Together, these data suggest that the intestine responds acutely to Pi-loading, though this response seems slower than the renal adaptation.
背景/目的:磷酸盐(Pi)稳态由肠道和肾脏控制,它们转运Pi的能力受内分泌控制。多项研究指出肠道吸收是调节Pi稳态的一个治疗靶点。小肠负责肠道内几乎所有的Pi吸收,这一过程涉及钠依赖和非依赖机制。胃肠道中已描述了三种钠依赖的Pi共转运体:NaPi-IIb(SLC34成员)以及Pit-1和Pit-2(SLC20转运体)。我们最近分析了胃内(i.g)和静脉内(i.v)Pi负荷后的急性激素和肾脏反应。这项研究表明,肾脏能迅速适应Pi负荷,静脉内干预比胃内干预的变化出现得更早。这项工作的目的是扩展先前的研究,以调查Pi急性负荷后肠道Pi转运的急性适应性以及肠道钠/磷共转运体的表达。

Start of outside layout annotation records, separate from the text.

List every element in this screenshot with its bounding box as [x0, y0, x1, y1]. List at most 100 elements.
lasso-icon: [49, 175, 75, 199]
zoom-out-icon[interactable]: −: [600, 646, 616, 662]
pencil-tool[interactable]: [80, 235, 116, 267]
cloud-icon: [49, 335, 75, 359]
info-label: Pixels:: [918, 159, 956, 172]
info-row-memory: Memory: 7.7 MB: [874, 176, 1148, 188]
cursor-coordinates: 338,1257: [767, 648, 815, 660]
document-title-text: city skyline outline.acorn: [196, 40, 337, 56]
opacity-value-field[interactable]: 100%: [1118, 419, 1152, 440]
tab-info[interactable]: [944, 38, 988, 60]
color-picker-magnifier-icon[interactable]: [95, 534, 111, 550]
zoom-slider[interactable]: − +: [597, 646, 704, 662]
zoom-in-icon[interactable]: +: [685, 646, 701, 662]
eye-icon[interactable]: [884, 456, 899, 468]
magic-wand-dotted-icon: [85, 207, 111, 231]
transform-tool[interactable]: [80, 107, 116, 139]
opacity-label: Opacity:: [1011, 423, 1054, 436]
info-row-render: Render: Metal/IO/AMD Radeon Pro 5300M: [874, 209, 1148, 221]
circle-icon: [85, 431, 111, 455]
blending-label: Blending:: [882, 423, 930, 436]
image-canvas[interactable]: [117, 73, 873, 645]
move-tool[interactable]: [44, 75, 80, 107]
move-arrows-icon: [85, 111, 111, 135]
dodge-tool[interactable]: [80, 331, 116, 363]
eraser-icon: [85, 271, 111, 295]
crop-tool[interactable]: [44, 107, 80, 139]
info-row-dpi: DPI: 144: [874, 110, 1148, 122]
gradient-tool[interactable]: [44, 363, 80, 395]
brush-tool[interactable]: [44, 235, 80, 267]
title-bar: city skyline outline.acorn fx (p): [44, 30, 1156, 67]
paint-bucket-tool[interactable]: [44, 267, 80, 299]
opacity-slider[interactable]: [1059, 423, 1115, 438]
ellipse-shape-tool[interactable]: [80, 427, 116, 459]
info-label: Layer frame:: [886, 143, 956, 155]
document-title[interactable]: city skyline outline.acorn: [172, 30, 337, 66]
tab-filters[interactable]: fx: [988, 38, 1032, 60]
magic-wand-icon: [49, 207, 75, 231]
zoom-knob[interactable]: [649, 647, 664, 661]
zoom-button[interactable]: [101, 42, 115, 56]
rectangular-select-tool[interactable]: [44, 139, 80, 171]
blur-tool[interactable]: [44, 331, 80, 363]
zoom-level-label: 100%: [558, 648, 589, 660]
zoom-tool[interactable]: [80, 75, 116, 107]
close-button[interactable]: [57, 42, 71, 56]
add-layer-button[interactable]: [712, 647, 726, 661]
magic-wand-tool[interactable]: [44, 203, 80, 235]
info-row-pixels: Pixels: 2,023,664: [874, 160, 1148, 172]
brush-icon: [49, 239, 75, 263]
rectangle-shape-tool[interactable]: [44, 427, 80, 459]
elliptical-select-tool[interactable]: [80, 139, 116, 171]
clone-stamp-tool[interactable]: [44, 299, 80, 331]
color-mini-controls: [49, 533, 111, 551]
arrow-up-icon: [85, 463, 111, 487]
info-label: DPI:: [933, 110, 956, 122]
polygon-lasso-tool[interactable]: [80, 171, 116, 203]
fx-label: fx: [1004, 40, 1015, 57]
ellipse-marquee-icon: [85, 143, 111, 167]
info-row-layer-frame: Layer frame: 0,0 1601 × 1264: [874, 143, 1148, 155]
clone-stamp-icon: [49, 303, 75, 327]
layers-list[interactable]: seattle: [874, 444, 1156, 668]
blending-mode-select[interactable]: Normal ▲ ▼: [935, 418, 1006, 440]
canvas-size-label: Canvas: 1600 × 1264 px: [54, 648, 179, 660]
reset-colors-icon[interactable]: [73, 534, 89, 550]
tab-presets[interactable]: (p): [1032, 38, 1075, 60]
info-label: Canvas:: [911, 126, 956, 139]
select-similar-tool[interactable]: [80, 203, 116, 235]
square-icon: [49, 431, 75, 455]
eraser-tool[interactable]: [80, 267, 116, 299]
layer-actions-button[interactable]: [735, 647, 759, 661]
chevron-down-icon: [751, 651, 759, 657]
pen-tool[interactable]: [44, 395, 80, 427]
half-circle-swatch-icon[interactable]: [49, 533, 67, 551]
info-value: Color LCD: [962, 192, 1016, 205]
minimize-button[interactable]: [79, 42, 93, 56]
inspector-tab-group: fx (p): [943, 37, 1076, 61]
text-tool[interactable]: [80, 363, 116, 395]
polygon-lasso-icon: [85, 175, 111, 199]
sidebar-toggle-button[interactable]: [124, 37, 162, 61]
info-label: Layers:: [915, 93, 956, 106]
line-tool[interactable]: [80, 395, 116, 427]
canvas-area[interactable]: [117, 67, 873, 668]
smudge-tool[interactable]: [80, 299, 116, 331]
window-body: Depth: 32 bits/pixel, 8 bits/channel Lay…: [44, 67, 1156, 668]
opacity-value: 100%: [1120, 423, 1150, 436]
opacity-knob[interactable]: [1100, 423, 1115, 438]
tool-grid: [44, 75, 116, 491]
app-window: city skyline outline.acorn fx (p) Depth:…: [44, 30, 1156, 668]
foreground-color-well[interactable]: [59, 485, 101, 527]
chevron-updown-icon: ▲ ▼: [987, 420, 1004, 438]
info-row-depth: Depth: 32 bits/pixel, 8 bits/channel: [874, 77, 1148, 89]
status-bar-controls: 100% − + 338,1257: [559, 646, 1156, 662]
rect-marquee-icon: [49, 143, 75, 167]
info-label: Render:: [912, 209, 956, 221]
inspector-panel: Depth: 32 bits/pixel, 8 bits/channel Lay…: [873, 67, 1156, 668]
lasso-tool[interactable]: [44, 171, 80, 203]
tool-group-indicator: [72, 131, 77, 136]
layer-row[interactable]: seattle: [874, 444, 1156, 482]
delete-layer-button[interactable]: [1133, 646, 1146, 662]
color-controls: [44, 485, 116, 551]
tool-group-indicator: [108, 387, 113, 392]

在向麻醉大鼠经胃内(i.g)和静脉内(i.v)给予NaCl或Pi后40分钟和/或4小时收集十二指肠和空肠黏膜。在刷状缘膜囊泡(BBMV)中测量Pi摄取和钠/磷共转运体的蛋白表达;通过实时PCR对从全黏膜提取的总RNA中的共转运体mRNA丰度进行定量。
Pi负荷在治疗后4小时未改变十二指肠和空肠BBMV中Pi的转运。给予Pi未改变NaPi-IIb和Pit-2 mRNA的肠道表达,而仅在胃内给予Pi后4小时收集的十二指肠中,Pit-1 mRNA表达受到调节(减少)。静脉内输注Pi后4小时,十二指肠中NaPi-IIb蛋白表达降低,而胃内给予Pi未影响十二指肠和空肠中共转运体的丰度。
总之,这些数据表明肠道对Pi负荷有急性反应,尽管这种反应似乎比肾脏适应性反应慢。